Une dame, crins argentés, assise sur le rebord du jardin de l’Observatoire, dans le XIVe arrondissement de Paris. Seule, ses petites jambes qui se balancent, son pull marin contre la grande grille. Elle ne sait pas exactement ce qui l’a poussée ici, le soleil qui brille ou les dernières factures salées : «Tout prend 30%.» Ce n’est pas une aficionado des manifs. Elle semble un peu perdue. «Il y a peu de monde, non ?» Les gens ont la gueule d’habitués. Les moteurs des camions des syndicats ronronnent. Les rangs sont clairs. Un type dit que c’est comme le café du matin, c’est la mobilisation du réveil.
Billet
Au moment où la dame du rebord, mère de deux gosses, bibliothécaire à Paris, parle de «joindre les deux bouts», la secrétaire générale de la CGT, Sophie Binet, évoque une manif pour «pour exiger un plan de financement à la hauteur pour garantir l’avenir des services publics, de nos écoles, hôpitaux, universités, exsangues». La grève, à l’appel de la CGT, de Solidaires et de FSU, a de vastes espoirs : l’abrogation de la réforme des retraites, l’augmentation des salaires et la dénonciation du «déni de démocratie» face au refus d’Emmanuel Macron de nommer un chef de gouvernement issu du Nouveau Front populaire. A Paris, 20 000 manifestants ont défilé de Denfert-Rochereau à la place de la Bastille selon la CGT. Les syndicats ont choisi leur timing : le départ est donné une heure avant le discours de politique générale de Michel Barnier, à 15 heures.
«Continuer le combat»
Sous les marronniers de l’avenue, aux premières secousses du cortège, Frédéric prend sa mine lugubre. Il a calculé, pas longtemps, il lui a suffi de quelques secondes. Et cinquante-six ans, c’est long. Depuis 1968 et l’augmentation du salaire minimum de 35%, «il n’y a pas eu de grande réforme pour les salariés», assure-t-il. Même les 35 heures ne trouvent pas grâce à ses yeux : «Ça a fini par malmener les conditions de travail.» Alors le grand oral de Michel Barnier… Il en attend que tchi. Frédéric s’est déplacé, comme à chaque fois, avec Solange. C’est leur «rentrée sociale». C’est un petit couple. Il a un chignon, elle porte son sac à dos comme une écolière. Il marne à Algeco, elle est à la retraite. Ils ont manifesté durant toute la bataille contre la réforme des retraites, côte à côte, le pas identique, souple, leurs mains pas collées mais presque. Le matin à Meaux, l’aprèm à Paris. Frédéric s’est pris deux ans dans la vue avec la réforme. Ils parlent d’être «Gaulois réfractaires». De «continuer le combat». «Je le fais pour lui», dit Solange.

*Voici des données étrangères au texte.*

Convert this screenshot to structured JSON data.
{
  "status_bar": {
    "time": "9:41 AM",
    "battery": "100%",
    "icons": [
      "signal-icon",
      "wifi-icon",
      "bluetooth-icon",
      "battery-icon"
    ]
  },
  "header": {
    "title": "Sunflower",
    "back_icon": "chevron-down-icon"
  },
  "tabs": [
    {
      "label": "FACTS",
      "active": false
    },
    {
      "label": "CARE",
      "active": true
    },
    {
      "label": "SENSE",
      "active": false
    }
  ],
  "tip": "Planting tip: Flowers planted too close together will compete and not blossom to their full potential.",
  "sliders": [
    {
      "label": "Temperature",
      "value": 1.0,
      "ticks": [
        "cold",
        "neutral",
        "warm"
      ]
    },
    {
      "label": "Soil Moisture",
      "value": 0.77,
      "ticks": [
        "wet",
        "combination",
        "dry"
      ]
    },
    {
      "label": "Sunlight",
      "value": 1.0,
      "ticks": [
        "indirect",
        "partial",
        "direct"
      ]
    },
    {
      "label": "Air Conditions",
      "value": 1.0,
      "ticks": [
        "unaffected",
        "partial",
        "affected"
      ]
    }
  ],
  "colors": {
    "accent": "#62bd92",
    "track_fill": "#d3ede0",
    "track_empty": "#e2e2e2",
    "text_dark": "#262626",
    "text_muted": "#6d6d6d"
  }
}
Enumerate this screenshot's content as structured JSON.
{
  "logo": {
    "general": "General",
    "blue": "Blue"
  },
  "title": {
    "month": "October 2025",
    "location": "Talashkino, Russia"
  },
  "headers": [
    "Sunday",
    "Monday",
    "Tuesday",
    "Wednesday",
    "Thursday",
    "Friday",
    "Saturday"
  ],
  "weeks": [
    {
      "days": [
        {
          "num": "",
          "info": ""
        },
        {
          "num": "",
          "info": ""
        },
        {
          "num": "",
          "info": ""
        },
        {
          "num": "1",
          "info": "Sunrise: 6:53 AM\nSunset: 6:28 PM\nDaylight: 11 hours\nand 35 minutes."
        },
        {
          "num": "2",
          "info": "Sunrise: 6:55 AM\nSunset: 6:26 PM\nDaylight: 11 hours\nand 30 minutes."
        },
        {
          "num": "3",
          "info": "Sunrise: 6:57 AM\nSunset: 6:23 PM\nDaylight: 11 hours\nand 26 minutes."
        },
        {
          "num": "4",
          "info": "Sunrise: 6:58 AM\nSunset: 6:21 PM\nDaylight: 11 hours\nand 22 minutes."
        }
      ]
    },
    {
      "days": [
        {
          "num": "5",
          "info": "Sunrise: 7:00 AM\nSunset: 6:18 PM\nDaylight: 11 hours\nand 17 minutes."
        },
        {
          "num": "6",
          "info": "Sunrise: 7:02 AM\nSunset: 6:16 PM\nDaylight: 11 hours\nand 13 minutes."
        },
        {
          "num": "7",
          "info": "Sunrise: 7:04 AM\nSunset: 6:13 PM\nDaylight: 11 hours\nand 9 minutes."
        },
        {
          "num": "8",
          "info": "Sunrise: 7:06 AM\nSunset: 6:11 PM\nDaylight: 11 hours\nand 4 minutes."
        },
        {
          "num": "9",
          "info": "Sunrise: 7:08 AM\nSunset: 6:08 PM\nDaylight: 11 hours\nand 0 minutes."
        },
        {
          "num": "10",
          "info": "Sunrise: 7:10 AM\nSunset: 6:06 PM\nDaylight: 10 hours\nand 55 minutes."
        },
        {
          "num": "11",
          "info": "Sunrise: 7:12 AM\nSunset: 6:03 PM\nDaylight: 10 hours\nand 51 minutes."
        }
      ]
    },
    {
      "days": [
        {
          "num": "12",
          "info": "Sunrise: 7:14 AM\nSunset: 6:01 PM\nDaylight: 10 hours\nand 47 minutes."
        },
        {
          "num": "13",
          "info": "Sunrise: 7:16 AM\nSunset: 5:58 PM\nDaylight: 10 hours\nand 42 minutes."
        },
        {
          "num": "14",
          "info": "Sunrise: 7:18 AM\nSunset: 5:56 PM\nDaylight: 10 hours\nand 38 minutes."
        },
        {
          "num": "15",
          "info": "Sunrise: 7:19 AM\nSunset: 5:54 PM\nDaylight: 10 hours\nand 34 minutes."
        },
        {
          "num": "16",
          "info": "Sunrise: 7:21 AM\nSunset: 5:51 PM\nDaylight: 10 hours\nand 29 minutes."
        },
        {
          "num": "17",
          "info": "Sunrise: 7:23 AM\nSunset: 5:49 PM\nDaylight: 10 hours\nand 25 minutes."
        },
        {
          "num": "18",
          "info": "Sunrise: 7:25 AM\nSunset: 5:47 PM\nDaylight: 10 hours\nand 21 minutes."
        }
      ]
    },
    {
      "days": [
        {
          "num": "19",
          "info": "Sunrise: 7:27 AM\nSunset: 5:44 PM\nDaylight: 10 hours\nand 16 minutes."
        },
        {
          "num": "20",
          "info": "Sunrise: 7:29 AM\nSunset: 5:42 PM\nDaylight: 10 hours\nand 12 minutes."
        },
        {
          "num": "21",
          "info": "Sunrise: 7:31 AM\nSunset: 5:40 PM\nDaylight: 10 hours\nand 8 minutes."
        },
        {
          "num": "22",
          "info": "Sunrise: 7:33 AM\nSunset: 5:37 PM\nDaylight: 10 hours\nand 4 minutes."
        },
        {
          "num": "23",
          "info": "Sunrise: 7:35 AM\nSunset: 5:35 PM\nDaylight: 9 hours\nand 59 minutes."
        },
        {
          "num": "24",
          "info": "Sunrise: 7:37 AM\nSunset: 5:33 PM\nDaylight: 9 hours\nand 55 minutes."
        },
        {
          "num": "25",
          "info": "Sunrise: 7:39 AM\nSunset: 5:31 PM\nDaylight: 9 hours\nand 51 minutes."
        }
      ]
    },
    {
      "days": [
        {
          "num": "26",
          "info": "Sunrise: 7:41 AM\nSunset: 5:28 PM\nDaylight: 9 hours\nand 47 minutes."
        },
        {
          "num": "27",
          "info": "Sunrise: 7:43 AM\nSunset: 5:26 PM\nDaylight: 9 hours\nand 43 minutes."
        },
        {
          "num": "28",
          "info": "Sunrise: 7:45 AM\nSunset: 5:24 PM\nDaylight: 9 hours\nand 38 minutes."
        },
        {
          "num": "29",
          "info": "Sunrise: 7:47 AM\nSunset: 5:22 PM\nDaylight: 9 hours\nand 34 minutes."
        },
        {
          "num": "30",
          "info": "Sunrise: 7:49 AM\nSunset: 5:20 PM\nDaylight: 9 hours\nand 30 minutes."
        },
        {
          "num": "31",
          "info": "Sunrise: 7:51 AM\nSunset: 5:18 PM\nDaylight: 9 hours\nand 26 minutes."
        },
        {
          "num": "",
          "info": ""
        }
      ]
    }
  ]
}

Tandis que Michel Barnier commence son discours, un manifestant appuie compulsivement sur son téléphone. Montée de tension face à la causerie du Premier ministre ? Oh, pas du tout. Il joue au Scrabble. «Barnier n’a rien à faire là. Je vais pas passer une heure à l’écouter, c’est pas mon problème.» Le scrabbleur révolté porte un pantalon ample en lin et de beaux souliers. Il baisse la tête en fulminant. Ici, tout autour, le nouveau Premier ministre n’existe pas. C’est Macron qui est dans toutes les bouches.
«L’élitisme à tous les étages»
Vincent, un prof des écoles, petite quarantaine, imagine son discours. Il pose ses doigts sur un pupitre imaginaire. Il se racle la gorge. «En concertation avec toutes les forces républicaines, je vais rassembler le plus largement possible, de l’extrême droite… au centre droit. Je vous le promets : je vais tout faire pour baisser le déficit public.» Vincent adopte le ton qu’il prend en classe. «J’ai une petite section de maternelle.» Il rit. «Pour pleins de raisons», Vincent fait grève : «Les problèmes de remplacement, de recrutement, d’inclusion des enfants handicapés.» Surtout, il en a marre de «l’élitisme à tous les étages et de l’évaluation permanente». Dans le flot réduit du cortège, Vincent tourne la tête à droite, à gauche. Il cherche des connaissances. Il dit qu’il n’a vu aucun autre professeur. De toute façon, il ne s’attendait pas «à la révolution» aujourd’hui. «Peut-être» lira-t-il dans la soirée un compte rendu du discours du Premier ministre. Ce n’est pas certain. Il découvrirait, alors, que Michel Barnier, pour alléger la dépense publique, veut «développer partout une culture de l’évaluation».